Where They Stand is a regular series leading up to the 2014 midterm elections detailing where major candidates for office stand on issues of importance for students. Today, we examine student loans.
By Arielle Hines
Americans owe money on their student loans – a lot of money.
In fact, they over a trillion dollars in student loan debt debt, and many economists worry that rapidly rising student loan debt is infating the next financial bubble to burst and harm the economy.
Student loan debt is a thorny issue that has both short-term and long-term ramifications. So, where do your candidates stand?
U.S. Senate race
U.S. Rep. Gary Peters, Democratic candidate for U.S. Senate
Peters sponsored a bill in the U.S. House of Representatives extending subsidized federal student loans rates at 3.2 percent until 2015 in an attempt to keep rates from increasing to 6.8 percent.
He voted against on the Bipartisan Student Loan Certainty Act of 2013, which allowed borrowers to take loans at 3.9% for undergraduates, 5.4% for graduates and 10.5% for PLUS Loans for the 2013-2014 year. The law, signed by President Barack Obama, ties federal loan increases to the 10-year Treasury note but caps interest rates for the next 10-years at 8.25 percent for undergraduate, 9.5 percent for graduate and 10.4 percent for PLUS loans.
Peters said during a visit to Central Michigan University in April that he was working on legislation that would give students a second chance if they default on a student loan.
Terri Lynn Land, Republican candidate for U.S. Senate:
While largely Land gave her support to the 2012 Republican Platform, which called for much less government control of student loans and welcomes privatization.
However, she called for providing student loans for skills training programs.

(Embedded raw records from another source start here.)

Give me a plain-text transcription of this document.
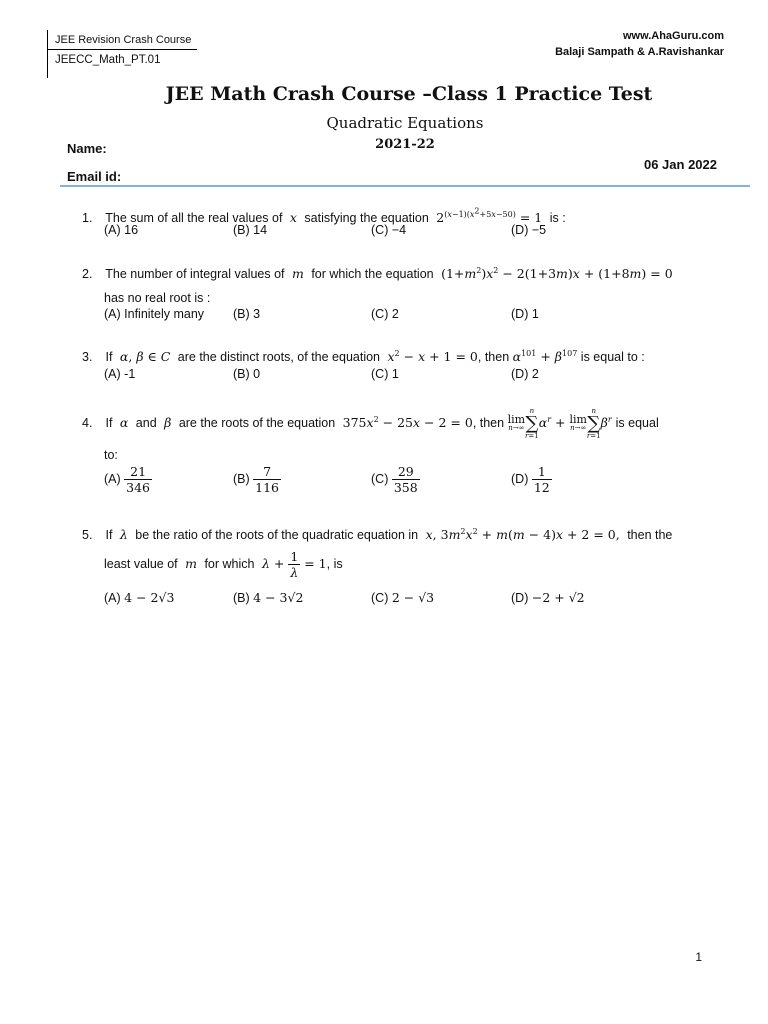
JEE Revision Crash Course
JEECC_Math_PT.01
www.AhaGuru.com
Balaji Sampath & A.Ravishankar
JEE Math Crash Course –Class 1 Practice Test
Quadratic Equations
2021-22
Name:
06 Jan 2022
Email id:
1. The sum of all the real values of  x  satisfying the equation  $2^{(x-1)(x^2+5x-50)} = 1$  is :
(A) 16	(B) 14	(C) −4	(D) −5
2. The number of integral values of  m  for which the equation  $(1+m^2)x^2 - 2(1+3m)x + (1+8m) = 0$
has no real root is :
(A) Infinitely many (B) 3	(C) 2	(D) 1
3. If α, β ∈ C are the distinct roots, of the equation $x^2 - x + 1 = 0$, then $\alpha^{101} + \beta^{107}$ is equal to :
(A) -1	(B) 0	(C) 1	(D) 2
4. If  α  and  β  are the roots of the equation  $375x^2 - 25x - 2 = 0$, then lim
n→∞
n
∑
r=1
$\alpha^r + \lim$
n→∞
n
∑
r=1
$\beta^r$ is equal
to:
$(A) \frac{21}{346}$	$(B) \frac{7}{116}$	$(C) \frac{29}{358}$	$(D) \frac{1}{12}$
5. If  λ  be the ratio of the roots of the quadratic equation in x, $3m^2x^2 + m(m - 4)x + 2 = 0$,  then the
least value of  m  for which $\lambda + \frac{1}{\lambda} = 1$, is
(A) 4 − 2√3	(B) 4 − 3√2	(C) 2 − √3	(D) −2 + √2
1
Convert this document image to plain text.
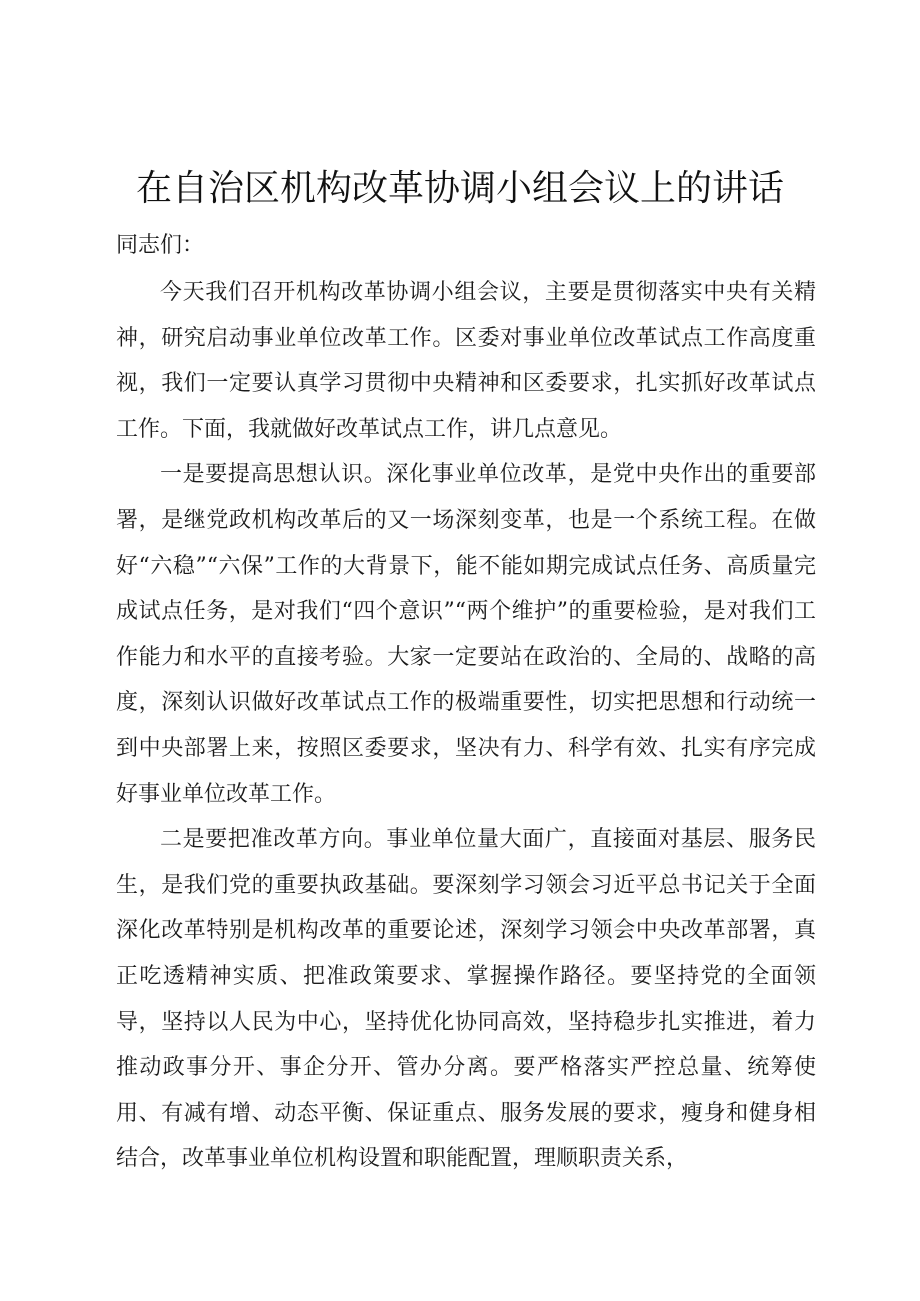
在自治区机构改革协调小组会议上的讲话

同志们：

今天我们召开机构改革协调小组会议，主要是贯彻落实中央有关精神，研究启动事业单位改革工作。区委对事业单位改革试点工作高度重视，我们一定要认真学习贯彻中央精神和区委要求，扎实抓好改革试点工作。下面，我就做好改革试点工作，讲几点意见。

一是要提高思想认识。深化事业单位改革，是党中央作出的重要部署，是继党政机构改革后的又一场深刻变革，也是一个系统工程。在做好“六稳”“六保”工作的大背景下，能不能如期完成试点任务、高质量完成试点任务，是对我们“四个意识”“两个维护”的重要检验，是对我们工作能力和水平的直接考验。大家一定要站在政治的、全局的、战略的高度，深刻认识做好改革试点工作的极端重要性，切实把思想和行动统一到中央部署上来，按照区委要求，坚决有力、科学有效、扎实有序完成好事业单位改革工作。

二是要把准改革方向。事业单位量大面广，直接面对基层、服务民生，是我们党的重要执政基础。要深刻学习领会习近平总书记关于全面深化改革特别是机构改革的重要论述，深刻学习领会中央改革部署，真正吃透精神实质、把准政策要求、掌握操作路径。要坚持党的全面领导，坚持以人民为中心，坚持优化协同高效，坚持稳步扎实推进，着力推动政事分开、事企分开、管办分离。要严格落实严控总量、统筹使用、有减有增、动态平衡、保证重点、服务发展的要求，瘦身和健身相结合，改革事业单位机构设置和职能配置，理顺职责关系，
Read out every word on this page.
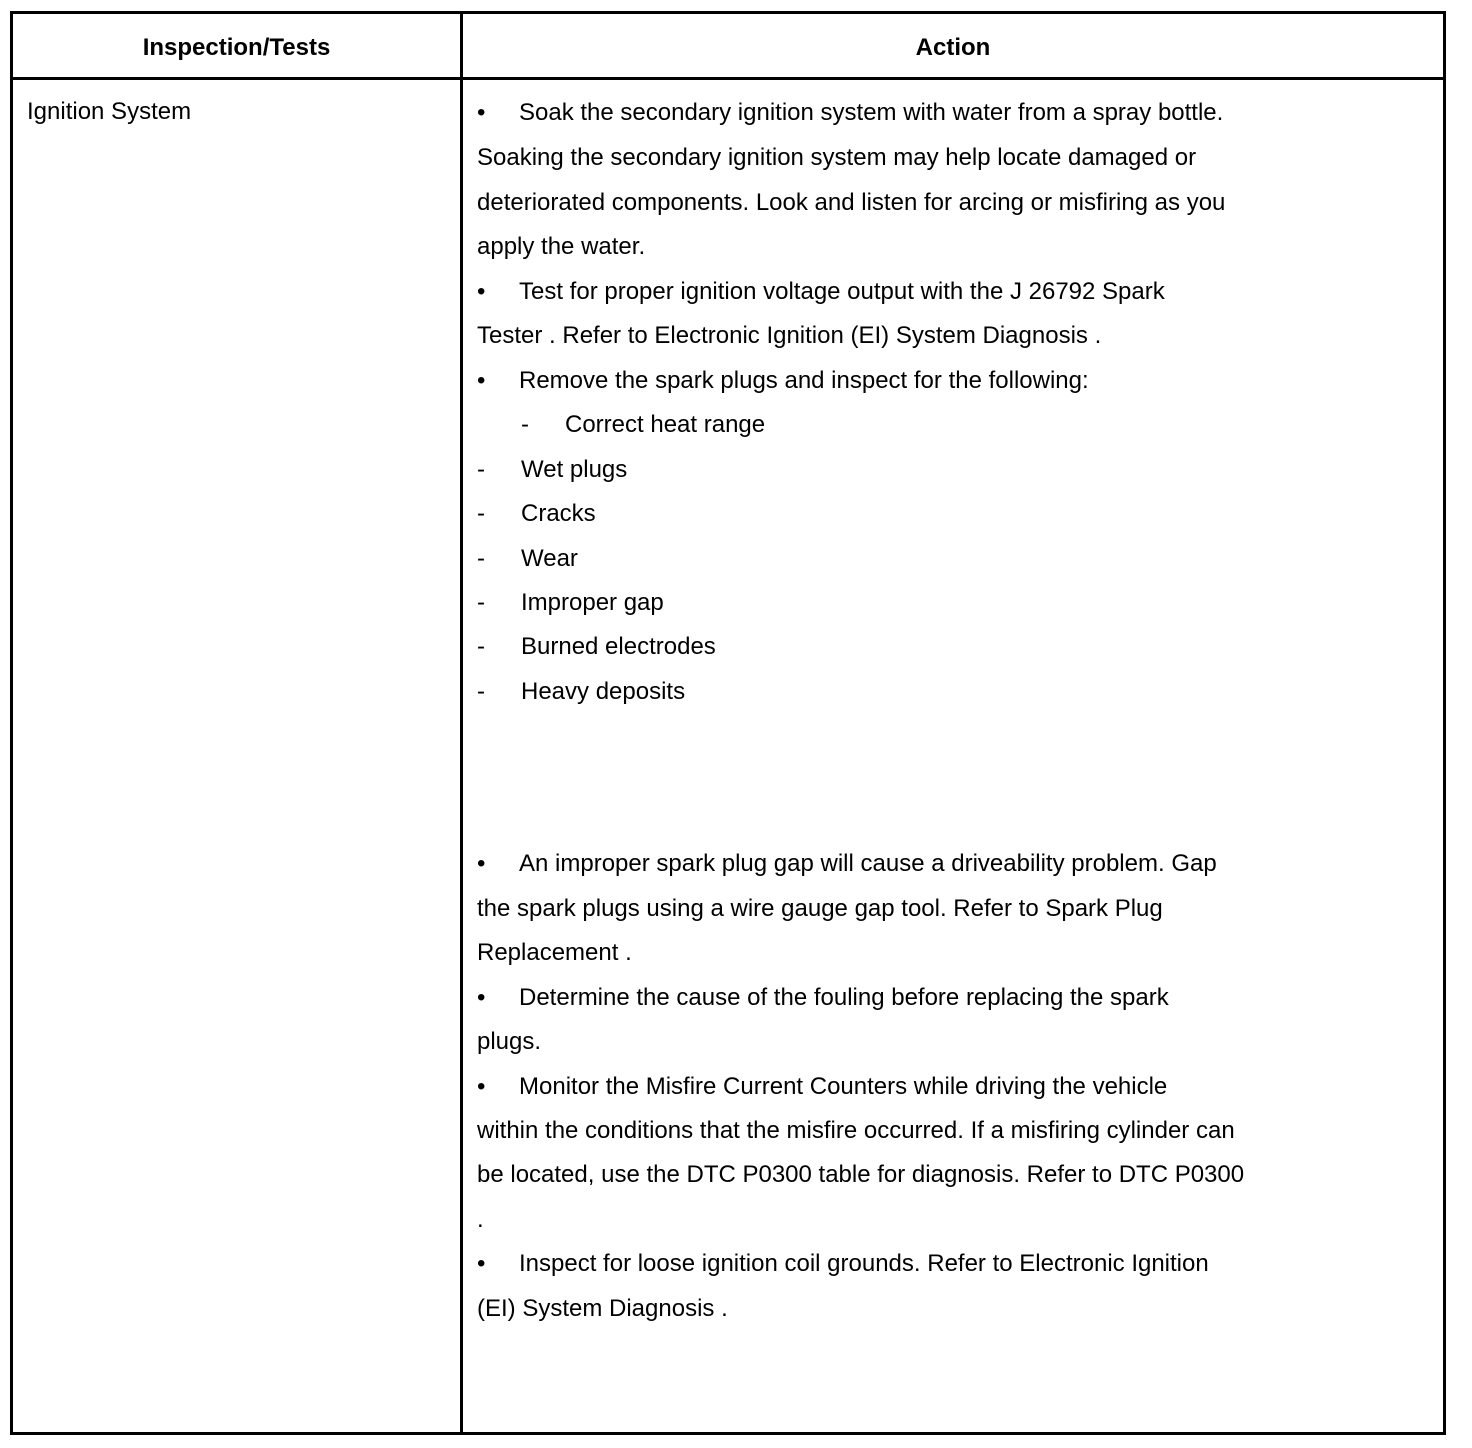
Inspection/Tests	Action
Ignition System	• Soak the secondary ignition system with water from a spray bottle.
Soaking the secondary ignition system may help locate damaged or
deteriorated components. Look and listen for arcing or misfiring as you
apply the water.
• Test for proper ignition voltage output with the J 26792 Spark
Tester . Refer to Electronic Ignition (EI) System Diagnosis .
• Remove the spark plugs and inspect for the following:
- Correct heat range
- Wet plugs
- Cracks
- Wear
- Improper gap
- Burned electrodes
- Heavy deposits
• An improper spark plug gap will cause a driveability problem. Gap
the spark plugs using a wire gauge gap tool. Refer to Spark Plug
Replacement .
• Determine the cause of the fouling before replacing the spark
plugs.
• Monitor the Misfire Current Counters while driving the vehicle
within the conditions that the misfire occurred. If a misfiring cylinder can
be located, use the DTC P0300 table for diagnosis. Refer to DTC P0300
.
• Inspect for loose ignition coil grounds. Refer to Electronic Ignition
(EI) System Diagnosis .
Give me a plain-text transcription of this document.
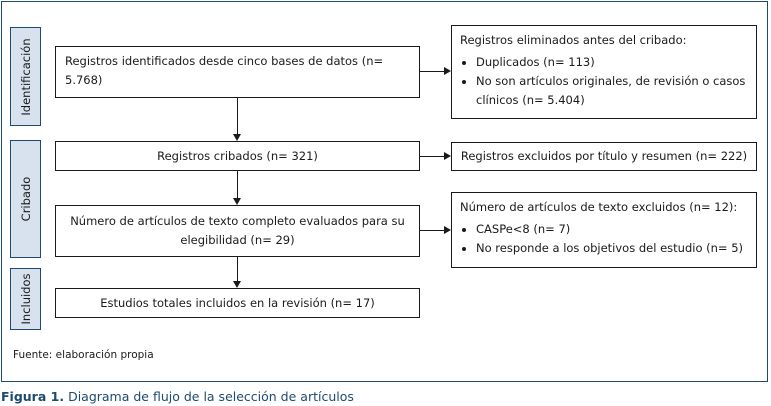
Identificación
Cribado
Incluidos
Registros identificados desde cinco bases de datos (n= 5.768)
Registros cribados (n= 321)
Número de artículos de texto completo evaluados para su elegibilidad (n= 29)
Estudios totales incluidos en la revisión (n= 17)
Registros eliminados antes del cribado:
• Duplicados (n= 113)
• No son artículos originales, de revisión o casos clínicos (n= 5.404)
Registros excluidos por título y resumen (n= 222)
Número de artículos de texto excluidos (n= 12):
• CASPe<8 (n= 7)
• No responde a los objetivos del estudio (n= 5)
Fuente: elaboración propia
Figura 1. Diagrama de flujo de la selección de artículos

“We really need high skill workers,” Land told the conservative Free Beacon. That’s what I’m hearing from the businesses I talk to. So instead of focusing on just four-year college, they could get the same [student] loans and support as a person who goes to college.”
The Governor’s Race
Gov. Rick Snyder, Republican:
In an address in Ann Arbor this summer, Snyder said states should encourage students to dual enroll in high-school so they will take out fewer loans in college and thinks that need-based financial aid needs to be “looked at.”
Mark Schauer, Democratic candidate for governor:
On his website, Schauer said that he would “establish a student loan refinancing authority to allow qualified borrowers to refinance their student loans at lower interest rates.”
Schauer said in 2013 that the state should look for ways to keep Michigan college costs down so that fewer loans would need to be taken out by students.
Other state-level races
State. Rep. Kevin Cotter, R-Mount Pleasant:
Cotter has said that he does not see student loans as a state issue, although he said the state can play a role in limiting tuition rate increases, as it has done under Snyder.
“Loans are given out mostly at the federal level, though, so there isn’t much the state can do in regards to loans,” Cotter said to CM Life earlier this year.
Bryan Mielke, Democratic candidate for State House:
“Possible long-term funding solutions that I would support as a legislator include providing more financial aid opportunities to Michigan students,” Mielke said in a prepared statement, while short on specifics.